Where numbers indicate the rule used for reduction. The correct parse tree is the first one and thus I would like to keep only this one.

I'm wondering how to efficiently detect associativity infringements algorithmically.

One approach I tried was to see that in the first tree, at the top node, rule 2 is LEFT of rule 3 in the list of children of rule 1, whereas in the second tree rule 1 is RIGHT of rule 4 and thus since rules 2 and 1 are LEFT associative I keep only the first tree.

This, however, did not get me very far in more complicated examples. A limitation of this solution is that I can only discard trees based on a comparison with another tree.

Do you think I can find a solution using a refined version of this approach? What is the standard way of doing?

2

There are 2 answers

1
Gunther On

In my opinion this is best expressed by integrating into the grammar rules, completely resolving the ambiguity:

E <- F
E <- E '+' F
E <- E '-' F
F <- '0'
F <- '1'

As you are set for (G)LR, it should be possible to equally well express left- and right-associativity. The increase in depth of parse trees, due to unit derivations, can be addressed by postprocessing them appropriately.
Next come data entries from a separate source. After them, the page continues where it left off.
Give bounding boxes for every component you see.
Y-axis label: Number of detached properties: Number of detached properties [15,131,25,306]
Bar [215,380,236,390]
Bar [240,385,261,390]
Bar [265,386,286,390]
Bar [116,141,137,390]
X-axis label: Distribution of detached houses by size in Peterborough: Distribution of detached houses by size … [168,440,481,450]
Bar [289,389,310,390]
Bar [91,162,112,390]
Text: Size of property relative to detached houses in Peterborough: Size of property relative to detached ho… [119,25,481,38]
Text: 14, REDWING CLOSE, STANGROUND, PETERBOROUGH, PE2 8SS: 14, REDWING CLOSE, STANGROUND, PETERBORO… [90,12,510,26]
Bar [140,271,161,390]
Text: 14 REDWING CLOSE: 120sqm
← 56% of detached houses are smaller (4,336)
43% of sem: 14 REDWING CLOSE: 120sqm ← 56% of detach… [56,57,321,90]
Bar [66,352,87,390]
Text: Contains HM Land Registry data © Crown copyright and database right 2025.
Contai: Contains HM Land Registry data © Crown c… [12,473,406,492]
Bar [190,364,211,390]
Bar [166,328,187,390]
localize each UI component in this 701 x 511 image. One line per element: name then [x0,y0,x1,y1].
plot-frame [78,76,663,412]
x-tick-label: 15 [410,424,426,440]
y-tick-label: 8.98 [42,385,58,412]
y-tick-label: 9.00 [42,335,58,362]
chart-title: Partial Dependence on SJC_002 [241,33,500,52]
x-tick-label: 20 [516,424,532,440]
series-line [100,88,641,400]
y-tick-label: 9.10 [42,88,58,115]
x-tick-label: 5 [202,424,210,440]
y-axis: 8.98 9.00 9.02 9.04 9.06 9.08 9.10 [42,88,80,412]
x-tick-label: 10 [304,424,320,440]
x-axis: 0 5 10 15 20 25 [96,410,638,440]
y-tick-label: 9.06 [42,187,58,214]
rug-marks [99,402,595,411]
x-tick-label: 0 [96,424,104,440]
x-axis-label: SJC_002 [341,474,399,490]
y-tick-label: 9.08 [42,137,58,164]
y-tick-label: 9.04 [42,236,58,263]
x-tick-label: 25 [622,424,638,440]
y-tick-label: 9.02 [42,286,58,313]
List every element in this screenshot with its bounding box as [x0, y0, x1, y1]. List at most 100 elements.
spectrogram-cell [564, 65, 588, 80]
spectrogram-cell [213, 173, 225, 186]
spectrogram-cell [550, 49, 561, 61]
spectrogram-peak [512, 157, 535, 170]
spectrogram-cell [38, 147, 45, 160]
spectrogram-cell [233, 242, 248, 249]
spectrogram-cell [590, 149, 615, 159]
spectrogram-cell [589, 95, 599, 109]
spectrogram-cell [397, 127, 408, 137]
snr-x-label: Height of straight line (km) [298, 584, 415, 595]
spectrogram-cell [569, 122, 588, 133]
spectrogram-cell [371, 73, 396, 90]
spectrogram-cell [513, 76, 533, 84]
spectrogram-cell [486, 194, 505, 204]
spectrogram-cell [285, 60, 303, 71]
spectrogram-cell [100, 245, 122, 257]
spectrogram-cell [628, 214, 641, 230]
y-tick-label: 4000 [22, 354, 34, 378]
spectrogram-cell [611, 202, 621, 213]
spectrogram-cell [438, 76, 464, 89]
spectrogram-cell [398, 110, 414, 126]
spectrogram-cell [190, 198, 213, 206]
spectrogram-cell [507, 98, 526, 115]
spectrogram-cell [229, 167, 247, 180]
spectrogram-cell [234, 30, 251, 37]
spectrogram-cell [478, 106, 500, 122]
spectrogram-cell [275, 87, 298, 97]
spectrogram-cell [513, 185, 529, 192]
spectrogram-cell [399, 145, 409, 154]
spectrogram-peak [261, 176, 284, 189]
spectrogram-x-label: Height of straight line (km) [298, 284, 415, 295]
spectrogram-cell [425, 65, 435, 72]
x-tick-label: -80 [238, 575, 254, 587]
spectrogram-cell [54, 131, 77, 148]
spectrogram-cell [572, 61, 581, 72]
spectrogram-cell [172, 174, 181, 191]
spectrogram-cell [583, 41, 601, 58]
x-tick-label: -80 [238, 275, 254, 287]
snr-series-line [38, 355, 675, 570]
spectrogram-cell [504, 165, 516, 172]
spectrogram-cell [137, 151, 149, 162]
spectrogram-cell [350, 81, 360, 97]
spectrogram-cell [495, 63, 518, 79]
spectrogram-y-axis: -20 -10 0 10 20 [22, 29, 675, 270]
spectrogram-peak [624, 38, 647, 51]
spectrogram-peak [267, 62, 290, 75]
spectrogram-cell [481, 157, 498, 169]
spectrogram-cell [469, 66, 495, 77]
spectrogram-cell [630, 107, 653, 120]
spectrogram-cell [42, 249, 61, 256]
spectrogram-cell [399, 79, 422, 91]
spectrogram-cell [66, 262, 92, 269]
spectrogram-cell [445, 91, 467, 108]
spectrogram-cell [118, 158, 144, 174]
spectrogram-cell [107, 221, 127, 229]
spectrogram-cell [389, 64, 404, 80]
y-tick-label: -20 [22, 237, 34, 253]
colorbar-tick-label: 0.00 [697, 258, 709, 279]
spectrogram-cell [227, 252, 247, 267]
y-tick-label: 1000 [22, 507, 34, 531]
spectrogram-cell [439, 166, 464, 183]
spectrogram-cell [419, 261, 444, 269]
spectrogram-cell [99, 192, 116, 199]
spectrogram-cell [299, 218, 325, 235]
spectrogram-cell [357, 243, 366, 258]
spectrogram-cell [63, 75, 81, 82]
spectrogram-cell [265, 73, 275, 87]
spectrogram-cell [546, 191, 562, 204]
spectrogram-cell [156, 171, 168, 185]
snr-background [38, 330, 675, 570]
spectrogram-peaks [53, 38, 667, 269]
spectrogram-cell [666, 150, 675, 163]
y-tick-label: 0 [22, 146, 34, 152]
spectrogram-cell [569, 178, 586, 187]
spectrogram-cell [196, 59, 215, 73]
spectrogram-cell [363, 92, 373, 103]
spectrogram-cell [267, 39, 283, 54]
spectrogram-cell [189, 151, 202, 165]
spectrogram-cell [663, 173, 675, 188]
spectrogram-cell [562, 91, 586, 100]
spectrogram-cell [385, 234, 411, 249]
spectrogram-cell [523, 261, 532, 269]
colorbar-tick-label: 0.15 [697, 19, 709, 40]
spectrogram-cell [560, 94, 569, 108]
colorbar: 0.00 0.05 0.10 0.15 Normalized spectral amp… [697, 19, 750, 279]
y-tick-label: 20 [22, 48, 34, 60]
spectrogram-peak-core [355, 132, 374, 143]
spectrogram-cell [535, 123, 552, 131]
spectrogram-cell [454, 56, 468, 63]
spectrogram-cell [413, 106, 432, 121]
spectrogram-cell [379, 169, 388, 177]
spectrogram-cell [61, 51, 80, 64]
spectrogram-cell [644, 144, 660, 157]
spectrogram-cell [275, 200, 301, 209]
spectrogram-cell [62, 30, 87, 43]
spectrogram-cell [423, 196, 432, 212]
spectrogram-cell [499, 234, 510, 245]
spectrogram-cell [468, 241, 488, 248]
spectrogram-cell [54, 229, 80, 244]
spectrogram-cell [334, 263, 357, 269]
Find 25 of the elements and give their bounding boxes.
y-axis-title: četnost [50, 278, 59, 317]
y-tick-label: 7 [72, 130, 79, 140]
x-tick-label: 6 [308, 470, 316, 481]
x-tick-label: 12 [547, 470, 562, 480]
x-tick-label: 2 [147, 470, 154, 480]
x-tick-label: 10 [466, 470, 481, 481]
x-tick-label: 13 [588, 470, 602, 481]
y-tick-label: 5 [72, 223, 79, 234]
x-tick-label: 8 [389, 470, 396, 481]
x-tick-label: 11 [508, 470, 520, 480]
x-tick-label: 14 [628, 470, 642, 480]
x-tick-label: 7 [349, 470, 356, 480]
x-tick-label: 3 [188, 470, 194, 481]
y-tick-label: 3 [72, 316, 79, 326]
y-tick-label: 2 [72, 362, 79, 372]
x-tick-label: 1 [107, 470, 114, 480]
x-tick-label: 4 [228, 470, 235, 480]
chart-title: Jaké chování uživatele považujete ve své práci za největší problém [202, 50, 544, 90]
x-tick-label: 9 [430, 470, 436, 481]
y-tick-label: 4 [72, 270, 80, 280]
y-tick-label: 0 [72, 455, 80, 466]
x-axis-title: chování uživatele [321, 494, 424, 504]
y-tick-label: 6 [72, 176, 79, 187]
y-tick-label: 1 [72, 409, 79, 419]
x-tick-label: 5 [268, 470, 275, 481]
This will completely avoid inventing a new mechanism, and exploit the expressiveness of the BNF that is used anyway. I think it requires strong arguments to instead favor an ambiguous notation, plus a separate specification of how to resolve.

The XQuery language specification, during its definition process, evolved from using ambiguous EBNF with extra disambiguation rules (see April 30, 2002 draft) to dropping the latter in favor of unambiguous rules incorporating precedence and associativity (see August 16, 2002 draft). As an implementer, I very much appreciated that - it made my life easier.

0
user764754 On

To do this algorithmically I would make two groups: SIMPLE which includes rule 3 and 4 and COMPLEX which includes rule 1 and 2. If the rightmost child of a (COMPLEX) (sub)root is COMPLEX then remove this tree because it is (partly) right-associative.